Depuis cette rencontre, nous continuons d’échanger par e-mails et par Skype environ une fois par semaine. Cet été, il est prévu que je refasse le voyage en compagnie d'une amie.

Je recherche toujours ma mère biologique

Aujourd’hui, j’ai enfin mis un nom et un visage sur mon géniteur, mais mes recherches ne s’arrêtent pas là. Mon prochain objectif est de retrouver la trace de ma mère.

En 2014, je me suis rendu au Vietnam. Au cours de ce voyage, j’ai eu l’occasion de retourner dans l’orphelinat de ma petite enfance pour consulter le registre. J’y ai trouvé quelques éléments – notamment l’identité de ma mère et le jour de ma naissance –, mais cela n’a pas abouti car il m’a été impossible d’accéder aux documents du consulat ou de la mairie.

Je ne désespère pas pour autant et je vais continuer mes recherches. En médiatisant mon aventure, j’espère que ma mère biologique aura vent de mon histoire. Et peut-être me reconnaîtra-t-elle ? Sait-on jamais ?

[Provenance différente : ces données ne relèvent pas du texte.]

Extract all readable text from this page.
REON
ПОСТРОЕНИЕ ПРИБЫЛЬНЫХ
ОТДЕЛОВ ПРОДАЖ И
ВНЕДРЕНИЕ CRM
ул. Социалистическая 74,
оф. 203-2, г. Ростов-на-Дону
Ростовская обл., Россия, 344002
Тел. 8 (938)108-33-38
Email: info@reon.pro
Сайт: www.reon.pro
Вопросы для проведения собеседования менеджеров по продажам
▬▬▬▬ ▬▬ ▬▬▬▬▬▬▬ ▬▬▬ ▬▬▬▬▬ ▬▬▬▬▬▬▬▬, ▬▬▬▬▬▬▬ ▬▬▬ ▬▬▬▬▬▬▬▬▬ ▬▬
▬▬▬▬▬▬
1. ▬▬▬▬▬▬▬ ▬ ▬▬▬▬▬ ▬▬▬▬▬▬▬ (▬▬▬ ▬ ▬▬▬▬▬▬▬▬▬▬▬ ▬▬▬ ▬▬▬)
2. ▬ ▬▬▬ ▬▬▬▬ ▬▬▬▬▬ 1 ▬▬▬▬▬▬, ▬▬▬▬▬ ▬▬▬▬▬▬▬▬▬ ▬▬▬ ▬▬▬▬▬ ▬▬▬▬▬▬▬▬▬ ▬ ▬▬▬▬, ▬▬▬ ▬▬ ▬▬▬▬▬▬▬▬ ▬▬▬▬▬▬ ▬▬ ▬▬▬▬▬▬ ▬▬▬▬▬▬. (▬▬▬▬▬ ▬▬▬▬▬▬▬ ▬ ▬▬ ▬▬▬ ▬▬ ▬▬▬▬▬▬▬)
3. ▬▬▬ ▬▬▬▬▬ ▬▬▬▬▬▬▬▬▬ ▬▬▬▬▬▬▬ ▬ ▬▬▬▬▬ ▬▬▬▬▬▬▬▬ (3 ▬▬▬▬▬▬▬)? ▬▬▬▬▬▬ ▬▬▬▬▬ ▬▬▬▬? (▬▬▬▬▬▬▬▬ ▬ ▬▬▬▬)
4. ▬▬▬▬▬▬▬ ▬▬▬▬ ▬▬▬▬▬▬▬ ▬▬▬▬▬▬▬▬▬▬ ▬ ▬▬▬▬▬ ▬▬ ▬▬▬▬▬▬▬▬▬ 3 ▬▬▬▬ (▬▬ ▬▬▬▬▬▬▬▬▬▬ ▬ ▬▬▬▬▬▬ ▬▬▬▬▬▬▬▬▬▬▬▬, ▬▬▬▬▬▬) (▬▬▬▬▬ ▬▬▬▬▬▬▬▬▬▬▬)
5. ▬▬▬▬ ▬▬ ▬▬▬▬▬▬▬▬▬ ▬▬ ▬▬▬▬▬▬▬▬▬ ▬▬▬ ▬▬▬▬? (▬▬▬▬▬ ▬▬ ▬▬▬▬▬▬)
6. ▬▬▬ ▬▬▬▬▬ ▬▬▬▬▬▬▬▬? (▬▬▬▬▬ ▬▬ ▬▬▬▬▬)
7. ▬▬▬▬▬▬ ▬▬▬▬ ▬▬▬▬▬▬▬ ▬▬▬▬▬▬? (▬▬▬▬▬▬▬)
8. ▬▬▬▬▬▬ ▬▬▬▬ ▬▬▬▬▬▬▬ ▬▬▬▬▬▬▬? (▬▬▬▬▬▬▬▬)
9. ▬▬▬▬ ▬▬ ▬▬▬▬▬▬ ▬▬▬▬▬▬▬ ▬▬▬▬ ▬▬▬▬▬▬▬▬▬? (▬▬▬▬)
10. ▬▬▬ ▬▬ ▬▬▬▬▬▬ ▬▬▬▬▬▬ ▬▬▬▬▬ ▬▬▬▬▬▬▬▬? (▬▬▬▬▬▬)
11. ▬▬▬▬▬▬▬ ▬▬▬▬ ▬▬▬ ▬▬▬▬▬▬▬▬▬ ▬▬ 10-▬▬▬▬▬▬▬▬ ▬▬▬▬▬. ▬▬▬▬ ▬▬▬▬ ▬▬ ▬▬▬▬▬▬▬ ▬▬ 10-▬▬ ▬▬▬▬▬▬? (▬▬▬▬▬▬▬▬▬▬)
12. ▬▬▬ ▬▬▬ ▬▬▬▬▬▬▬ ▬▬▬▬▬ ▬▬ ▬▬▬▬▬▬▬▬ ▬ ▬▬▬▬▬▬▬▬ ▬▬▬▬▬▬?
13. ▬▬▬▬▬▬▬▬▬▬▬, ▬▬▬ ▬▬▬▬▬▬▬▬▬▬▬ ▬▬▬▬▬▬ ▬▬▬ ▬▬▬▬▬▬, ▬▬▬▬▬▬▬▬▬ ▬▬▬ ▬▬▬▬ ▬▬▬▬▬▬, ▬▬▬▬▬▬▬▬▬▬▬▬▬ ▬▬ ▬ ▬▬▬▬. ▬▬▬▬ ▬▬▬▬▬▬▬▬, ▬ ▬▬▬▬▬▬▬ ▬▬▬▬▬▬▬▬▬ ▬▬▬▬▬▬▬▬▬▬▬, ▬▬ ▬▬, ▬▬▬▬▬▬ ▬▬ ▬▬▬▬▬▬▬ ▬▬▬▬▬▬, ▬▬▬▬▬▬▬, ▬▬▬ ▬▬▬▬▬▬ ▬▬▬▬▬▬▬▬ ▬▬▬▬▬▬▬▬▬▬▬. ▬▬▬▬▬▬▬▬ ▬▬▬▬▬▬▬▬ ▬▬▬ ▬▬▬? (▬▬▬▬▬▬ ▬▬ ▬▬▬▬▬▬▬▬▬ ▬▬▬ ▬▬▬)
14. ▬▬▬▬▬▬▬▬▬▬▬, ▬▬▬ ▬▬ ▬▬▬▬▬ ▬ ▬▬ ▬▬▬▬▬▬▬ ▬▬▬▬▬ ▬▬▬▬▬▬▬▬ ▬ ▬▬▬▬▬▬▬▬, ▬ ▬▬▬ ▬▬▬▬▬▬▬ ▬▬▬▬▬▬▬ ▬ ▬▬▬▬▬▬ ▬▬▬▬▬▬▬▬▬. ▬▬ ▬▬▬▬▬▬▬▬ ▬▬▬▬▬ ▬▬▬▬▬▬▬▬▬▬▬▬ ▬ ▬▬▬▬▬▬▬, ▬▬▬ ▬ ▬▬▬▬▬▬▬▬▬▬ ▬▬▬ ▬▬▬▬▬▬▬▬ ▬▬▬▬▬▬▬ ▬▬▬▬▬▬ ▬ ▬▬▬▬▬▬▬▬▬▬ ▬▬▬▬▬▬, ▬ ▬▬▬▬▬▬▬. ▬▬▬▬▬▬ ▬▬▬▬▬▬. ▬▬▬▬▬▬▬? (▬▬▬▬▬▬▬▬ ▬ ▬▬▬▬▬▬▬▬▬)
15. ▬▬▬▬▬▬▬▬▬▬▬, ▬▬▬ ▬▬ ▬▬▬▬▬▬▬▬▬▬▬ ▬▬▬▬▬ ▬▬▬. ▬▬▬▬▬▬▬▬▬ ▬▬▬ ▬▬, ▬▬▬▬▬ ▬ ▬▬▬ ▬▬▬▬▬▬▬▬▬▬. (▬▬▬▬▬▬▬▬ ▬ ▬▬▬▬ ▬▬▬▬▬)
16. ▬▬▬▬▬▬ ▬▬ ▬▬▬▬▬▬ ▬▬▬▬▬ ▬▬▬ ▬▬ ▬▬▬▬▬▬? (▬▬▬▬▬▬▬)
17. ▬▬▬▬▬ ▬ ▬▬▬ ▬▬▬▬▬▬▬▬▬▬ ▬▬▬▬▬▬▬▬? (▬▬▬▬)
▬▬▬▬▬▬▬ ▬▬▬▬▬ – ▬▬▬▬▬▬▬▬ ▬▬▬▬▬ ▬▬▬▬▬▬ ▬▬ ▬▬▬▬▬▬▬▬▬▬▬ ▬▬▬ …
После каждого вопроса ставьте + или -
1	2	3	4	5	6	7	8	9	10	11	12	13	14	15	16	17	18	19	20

En revanche, il y a une chose dont je suis certain. Ce n’est pas parce que je retrouve la trace de mes parents biologiques que cela changera l’amour que je porte à mes parents, Suzanne et Michel.

Par David Zapata
Raphaëlois

(Source info: leplus.nouvelobs.com)

Commentaires

Felicitations pour ce patient

Felicitations pour ce patient travail de fourmi.

J'ai un parcours similaire, né en 1969, je crois que j'ai atteri dans un ophelinat vers Can Tho, en venant de Vin Thanh Van, dans la province de Kien Giang. J'ai fait parti d'un convoi arrivé a Orly en Janvier 1971.

C'est a la naissance de mes enfants que je me suis dit que je pourrai chercher a en a savoir plus sur cette periode d'ombre.